Unsettled Ideas
The very many “incontrovertible truths” of the Left, dance as scholarship, the problem with public schools, and more
This week at Public Seminar, our authors flip “correct ideas” top over tail. Ujju Aggarwal discusses the social inequality of public schools. Alex Rossen explores the leftist ideology after the death of Stalin; in an essay from the archives, Michael Walzer contextualizes the theory of “morally just” war. And Megan Robinson discovers Katherine Dunham’s most powerful contribution to anthropology through dancing.
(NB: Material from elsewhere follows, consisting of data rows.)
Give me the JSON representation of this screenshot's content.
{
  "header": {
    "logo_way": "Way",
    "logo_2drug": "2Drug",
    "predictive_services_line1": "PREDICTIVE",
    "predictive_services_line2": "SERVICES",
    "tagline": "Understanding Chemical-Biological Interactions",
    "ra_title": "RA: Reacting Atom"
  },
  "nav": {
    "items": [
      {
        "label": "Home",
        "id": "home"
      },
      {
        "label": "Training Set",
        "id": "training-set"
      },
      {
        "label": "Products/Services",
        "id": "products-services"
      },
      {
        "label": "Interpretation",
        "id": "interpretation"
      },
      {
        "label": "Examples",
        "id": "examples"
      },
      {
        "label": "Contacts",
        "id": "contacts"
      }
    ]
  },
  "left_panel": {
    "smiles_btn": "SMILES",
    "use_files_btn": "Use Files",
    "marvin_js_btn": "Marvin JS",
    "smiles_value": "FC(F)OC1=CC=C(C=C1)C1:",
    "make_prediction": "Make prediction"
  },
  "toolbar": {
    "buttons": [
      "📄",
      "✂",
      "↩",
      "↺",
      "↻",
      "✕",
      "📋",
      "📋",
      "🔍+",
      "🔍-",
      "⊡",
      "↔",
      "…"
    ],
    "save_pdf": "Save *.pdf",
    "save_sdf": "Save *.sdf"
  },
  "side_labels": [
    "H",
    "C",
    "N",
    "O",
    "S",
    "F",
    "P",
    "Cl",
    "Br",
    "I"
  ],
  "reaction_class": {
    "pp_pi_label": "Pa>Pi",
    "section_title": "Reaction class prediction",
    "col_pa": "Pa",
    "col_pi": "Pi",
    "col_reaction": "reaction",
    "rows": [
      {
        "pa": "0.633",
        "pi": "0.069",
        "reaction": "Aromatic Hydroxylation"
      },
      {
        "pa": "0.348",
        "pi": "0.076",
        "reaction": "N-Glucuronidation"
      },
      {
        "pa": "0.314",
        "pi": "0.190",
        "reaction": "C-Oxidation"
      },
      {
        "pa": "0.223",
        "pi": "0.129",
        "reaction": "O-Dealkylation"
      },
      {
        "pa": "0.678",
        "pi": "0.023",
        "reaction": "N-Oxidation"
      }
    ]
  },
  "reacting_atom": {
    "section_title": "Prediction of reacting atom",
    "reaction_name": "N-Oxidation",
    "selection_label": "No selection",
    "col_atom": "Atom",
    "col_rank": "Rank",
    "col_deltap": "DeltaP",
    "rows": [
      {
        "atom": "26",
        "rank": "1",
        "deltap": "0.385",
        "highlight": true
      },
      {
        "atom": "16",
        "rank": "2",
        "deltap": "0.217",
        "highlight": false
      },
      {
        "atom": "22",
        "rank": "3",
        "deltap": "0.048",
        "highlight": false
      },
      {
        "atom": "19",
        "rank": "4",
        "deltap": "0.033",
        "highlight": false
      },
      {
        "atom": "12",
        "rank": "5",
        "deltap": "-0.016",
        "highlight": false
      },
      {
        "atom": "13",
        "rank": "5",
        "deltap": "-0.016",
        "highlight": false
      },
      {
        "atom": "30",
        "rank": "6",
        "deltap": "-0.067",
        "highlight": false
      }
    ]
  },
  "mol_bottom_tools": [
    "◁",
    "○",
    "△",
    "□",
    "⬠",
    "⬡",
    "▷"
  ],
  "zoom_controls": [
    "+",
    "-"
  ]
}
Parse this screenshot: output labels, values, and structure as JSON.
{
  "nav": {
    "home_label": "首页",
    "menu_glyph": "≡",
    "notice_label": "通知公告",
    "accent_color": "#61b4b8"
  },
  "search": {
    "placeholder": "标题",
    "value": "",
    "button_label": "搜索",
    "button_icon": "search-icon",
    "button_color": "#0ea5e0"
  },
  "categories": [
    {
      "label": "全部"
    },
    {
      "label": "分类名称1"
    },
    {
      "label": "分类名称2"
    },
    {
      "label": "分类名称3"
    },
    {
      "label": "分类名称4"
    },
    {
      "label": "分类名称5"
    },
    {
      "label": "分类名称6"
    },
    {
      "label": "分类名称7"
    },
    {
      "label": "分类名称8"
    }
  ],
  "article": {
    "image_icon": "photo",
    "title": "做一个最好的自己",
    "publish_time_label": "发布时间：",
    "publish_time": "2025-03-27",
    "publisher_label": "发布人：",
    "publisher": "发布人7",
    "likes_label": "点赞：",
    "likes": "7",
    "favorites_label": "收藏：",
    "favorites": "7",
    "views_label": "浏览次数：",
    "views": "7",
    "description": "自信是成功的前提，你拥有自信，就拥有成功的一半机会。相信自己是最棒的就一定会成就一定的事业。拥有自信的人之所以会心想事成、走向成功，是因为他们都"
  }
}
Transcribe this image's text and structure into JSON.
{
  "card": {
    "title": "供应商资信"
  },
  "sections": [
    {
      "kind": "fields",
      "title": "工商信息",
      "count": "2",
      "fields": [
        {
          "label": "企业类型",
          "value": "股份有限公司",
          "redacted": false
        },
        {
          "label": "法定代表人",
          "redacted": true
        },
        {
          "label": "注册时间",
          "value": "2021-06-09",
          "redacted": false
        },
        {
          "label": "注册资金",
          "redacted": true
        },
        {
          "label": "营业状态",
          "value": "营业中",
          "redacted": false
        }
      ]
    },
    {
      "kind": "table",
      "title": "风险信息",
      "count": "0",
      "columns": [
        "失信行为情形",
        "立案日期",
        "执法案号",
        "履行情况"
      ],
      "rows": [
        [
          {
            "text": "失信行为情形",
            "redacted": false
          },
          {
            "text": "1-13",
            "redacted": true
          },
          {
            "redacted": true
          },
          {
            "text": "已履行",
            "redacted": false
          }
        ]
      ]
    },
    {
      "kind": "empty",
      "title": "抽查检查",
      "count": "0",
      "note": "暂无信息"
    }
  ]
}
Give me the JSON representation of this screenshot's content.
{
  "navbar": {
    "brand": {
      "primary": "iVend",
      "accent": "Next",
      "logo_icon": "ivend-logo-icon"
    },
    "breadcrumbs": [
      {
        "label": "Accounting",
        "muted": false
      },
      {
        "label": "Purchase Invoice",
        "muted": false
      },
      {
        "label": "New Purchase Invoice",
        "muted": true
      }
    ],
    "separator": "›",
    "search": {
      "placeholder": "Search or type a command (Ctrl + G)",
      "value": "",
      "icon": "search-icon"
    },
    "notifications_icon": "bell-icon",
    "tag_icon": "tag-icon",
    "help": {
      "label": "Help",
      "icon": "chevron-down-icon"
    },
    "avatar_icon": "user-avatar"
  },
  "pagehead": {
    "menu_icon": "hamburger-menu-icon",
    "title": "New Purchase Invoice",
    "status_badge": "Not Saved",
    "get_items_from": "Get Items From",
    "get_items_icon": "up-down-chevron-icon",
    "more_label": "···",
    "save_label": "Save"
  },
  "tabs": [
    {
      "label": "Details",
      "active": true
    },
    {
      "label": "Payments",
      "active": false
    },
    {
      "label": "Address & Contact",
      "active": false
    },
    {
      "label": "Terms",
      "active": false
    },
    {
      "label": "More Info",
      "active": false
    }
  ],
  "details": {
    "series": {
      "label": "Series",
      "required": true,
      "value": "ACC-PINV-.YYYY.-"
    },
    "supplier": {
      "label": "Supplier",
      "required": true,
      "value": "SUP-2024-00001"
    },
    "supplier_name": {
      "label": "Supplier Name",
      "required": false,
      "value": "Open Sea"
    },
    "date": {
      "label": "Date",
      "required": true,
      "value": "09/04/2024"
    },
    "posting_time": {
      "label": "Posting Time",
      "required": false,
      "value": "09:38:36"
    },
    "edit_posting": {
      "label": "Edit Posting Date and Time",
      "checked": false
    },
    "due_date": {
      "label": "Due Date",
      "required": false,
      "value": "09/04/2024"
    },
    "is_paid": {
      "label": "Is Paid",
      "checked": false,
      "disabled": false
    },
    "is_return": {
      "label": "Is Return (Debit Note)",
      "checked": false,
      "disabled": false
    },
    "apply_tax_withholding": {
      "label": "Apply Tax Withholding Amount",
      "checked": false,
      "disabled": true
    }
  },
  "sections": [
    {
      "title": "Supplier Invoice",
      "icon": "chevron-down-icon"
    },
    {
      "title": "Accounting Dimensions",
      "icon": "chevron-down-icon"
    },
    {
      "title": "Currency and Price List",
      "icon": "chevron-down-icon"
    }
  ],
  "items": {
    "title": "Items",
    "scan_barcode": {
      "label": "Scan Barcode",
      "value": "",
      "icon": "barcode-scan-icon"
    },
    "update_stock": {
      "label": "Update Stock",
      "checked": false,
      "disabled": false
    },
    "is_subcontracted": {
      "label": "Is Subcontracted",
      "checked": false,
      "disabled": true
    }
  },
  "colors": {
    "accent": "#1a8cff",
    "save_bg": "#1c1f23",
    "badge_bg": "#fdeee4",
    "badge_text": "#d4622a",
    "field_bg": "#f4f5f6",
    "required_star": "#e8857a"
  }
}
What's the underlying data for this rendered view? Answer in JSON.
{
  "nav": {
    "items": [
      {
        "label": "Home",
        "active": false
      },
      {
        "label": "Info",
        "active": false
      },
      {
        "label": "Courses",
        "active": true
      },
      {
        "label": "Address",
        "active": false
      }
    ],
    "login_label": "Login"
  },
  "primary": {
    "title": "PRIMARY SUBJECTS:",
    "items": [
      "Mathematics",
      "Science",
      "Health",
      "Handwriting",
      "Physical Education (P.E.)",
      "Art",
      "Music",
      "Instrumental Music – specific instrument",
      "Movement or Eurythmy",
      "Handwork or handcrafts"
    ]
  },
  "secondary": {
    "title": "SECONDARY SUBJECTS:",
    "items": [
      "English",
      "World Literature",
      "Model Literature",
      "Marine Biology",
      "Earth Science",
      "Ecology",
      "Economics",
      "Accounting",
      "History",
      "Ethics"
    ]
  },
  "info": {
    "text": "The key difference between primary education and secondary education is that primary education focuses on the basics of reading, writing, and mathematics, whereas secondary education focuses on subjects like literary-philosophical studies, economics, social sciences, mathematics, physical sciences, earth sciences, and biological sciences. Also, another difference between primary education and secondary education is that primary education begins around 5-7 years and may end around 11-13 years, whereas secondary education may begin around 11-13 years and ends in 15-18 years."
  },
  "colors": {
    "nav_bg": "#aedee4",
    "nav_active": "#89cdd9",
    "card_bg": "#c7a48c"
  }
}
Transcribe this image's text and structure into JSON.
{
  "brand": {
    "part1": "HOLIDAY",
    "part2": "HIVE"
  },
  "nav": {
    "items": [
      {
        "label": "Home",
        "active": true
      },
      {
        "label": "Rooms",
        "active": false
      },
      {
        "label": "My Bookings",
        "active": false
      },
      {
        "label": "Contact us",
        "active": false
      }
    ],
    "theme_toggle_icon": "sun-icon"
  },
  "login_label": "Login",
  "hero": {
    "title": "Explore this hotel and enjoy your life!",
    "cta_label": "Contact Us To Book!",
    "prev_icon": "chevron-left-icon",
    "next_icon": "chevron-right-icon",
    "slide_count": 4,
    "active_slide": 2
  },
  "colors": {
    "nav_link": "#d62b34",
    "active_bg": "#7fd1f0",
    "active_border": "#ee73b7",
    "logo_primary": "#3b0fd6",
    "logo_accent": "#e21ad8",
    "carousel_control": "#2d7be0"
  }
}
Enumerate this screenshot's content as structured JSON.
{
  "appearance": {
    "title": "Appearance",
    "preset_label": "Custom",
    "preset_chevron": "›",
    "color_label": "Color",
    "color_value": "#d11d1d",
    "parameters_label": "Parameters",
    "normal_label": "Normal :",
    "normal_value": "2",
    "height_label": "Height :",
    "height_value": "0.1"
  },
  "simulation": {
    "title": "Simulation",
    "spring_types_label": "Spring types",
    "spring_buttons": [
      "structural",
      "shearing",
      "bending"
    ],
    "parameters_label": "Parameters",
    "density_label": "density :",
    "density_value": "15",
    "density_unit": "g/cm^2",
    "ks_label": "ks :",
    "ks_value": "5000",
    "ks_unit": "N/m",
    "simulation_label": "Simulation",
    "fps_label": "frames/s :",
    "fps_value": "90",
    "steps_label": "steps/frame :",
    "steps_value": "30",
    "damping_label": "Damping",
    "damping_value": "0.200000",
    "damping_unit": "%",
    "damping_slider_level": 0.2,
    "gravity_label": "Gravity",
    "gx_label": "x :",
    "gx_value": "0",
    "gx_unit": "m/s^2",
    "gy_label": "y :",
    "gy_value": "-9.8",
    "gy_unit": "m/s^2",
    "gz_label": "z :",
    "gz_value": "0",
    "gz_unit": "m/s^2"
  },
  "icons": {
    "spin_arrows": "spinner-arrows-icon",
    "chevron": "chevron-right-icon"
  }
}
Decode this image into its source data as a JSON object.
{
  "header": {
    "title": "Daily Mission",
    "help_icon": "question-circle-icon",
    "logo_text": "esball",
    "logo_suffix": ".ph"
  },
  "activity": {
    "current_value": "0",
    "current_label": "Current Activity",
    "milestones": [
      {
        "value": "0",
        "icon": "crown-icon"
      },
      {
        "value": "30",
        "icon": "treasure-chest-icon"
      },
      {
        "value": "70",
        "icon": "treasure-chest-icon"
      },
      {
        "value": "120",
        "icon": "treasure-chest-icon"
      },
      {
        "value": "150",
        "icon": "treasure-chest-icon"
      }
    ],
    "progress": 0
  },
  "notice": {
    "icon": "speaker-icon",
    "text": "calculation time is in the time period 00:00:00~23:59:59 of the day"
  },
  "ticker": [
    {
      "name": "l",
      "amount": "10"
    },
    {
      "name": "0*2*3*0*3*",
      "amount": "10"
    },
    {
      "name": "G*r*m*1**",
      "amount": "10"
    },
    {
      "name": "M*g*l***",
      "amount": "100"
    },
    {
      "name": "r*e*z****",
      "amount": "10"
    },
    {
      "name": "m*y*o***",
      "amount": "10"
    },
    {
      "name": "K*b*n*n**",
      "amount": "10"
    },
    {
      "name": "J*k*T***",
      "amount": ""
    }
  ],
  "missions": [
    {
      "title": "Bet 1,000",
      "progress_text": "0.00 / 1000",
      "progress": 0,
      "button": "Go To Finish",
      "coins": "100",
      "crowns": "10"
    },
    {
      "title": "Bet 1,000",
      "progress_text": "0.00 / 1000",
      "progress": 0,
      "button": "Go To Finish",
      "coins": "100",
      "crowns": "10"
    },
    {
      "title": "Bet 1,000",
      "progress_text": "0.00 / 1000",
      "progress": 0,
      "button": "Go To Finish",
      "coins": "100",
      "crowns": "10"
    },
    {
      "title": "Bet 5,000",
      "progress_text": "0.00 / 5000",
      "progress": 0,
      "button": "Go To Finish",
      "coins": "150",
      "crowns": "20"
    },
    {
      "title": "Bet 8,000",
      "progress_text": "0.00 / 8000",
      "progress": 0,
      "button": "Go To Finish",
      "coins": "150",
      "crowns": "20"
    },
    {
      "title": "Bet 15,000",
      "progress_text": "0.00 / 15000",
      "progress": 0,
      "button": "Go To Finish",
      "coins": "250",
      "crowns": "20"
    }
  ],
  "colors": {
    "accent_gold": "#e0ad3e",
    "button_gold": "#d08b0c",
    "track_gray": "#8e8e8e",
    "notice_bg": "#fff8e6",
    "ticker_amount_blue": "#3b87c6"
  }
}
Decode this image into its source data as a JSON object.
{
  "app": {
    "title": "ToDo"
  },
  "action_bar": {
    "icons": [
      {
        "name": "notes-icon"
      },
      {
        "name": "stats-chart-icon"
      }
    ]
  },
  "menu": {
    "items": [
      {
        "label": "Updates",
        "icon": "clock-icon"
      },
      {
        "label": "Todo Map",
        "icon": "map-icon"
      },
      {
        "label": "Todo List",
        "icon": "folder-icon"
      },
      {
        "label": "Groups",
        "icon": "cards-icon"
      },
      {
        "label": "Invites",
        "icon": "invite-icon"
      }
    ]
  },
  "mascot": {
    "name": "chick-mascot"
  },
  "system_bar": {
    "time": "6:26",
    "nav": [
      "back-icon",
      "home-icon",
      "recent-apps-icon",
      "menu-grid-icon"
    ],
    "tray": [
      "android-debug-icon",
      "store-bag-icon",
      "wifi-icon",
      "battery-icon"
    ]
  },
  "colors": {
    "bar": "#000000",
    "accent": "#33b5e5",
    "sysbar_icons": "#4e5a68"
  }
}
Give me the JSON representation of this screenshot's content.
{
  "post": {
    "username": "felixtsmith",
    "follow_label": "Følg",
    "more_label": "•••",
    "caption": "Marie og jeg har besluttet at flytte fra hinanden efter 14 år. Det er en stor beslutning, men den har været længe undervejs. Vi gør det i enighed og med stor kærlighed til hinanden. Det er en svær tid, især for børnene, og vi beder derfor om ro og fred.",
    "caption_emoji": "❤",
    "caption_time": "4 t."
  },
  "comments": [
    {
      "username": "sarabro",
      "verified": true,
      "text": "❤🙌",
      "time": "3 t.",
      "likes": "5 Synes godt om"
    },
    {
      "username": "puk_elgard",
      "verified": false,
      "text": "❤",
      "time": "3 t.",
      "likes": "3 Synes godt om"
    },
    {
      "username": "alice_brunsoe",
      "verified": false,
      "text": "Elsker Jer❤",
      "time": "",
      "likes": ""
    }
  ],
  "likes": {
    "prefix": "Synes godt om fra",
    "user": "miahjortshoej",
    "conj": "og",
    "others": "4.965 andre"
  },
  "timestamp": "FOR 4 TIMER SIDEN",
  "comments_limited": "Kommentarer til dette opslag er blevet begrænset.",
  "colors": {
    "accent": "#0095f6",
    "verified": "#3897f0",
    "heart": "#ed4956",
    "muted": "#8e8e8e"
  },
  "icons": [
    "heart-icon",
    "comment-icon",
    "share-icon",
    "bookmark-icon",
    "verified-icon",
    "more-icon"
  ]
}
The Transformations of Katherine Dunham
Megan Robinson
In 1936, Dunham became one of the first Black women to earn a Bachelor of Philosophy at the University of Chicago. After graduating, she moved away from academia, toward a career in dance and choreography, convinced that “it is not the investigation and recording of field material that is important, but rather some practical, tangible evidence of its use and translation.” Her comment anticipates, by some 20 years, postmodern anthropology’s emphasis on how cultures change—and the role of anthropologists as “translators” who inevitably transform the culture they seek to represent.
Ideology After Marxism
Alex Rossen
In the early twentieth century, Karl Mannheim offered a different definition, contrasting utopian systems (and Mannheim thought Marxism was one) to “ideology” redefined as “an all-inclusive system of comprehensive reality,” as Daniel Bell summed up the mainstream sociological concept: “It is a set of beliefs, infused with passion, and seeks to transform the whole of a way of life.” For Mannheim, the problem with Marx and Engels was that their definition of ideology assumed they had a monopoly on truthfulness.
The Triumph of Just War Theory (and the Dangers of Success)
Michael Walzer
Some political theories die and go to heaven; some, I hope, die and go to hell. But some have a long life in this world, a history most often of service to the powers that be, but also, sometimes, an oppositionist history. The theory of just war began in the service of the powers. At least that is how I interpret Augustine’s achievement: he replaced the radical refusal of Christian pacifists with the active ministry of the Christian soldier.
The Post-Brown Realignment and the Structure of Partitioned Publics
Ujju Aggarwal
Public schools are among the last remaining public goods in the United States, and as such they are recognized by many as institutions worthy of defending—and they are. Yet public schools are also some of our most unequal institutions, marked by exclusion and segregation, and structured as well by violence, disposability, and what some have termed the school-prison nexus that works not against, or in antagonism to public education, but through it.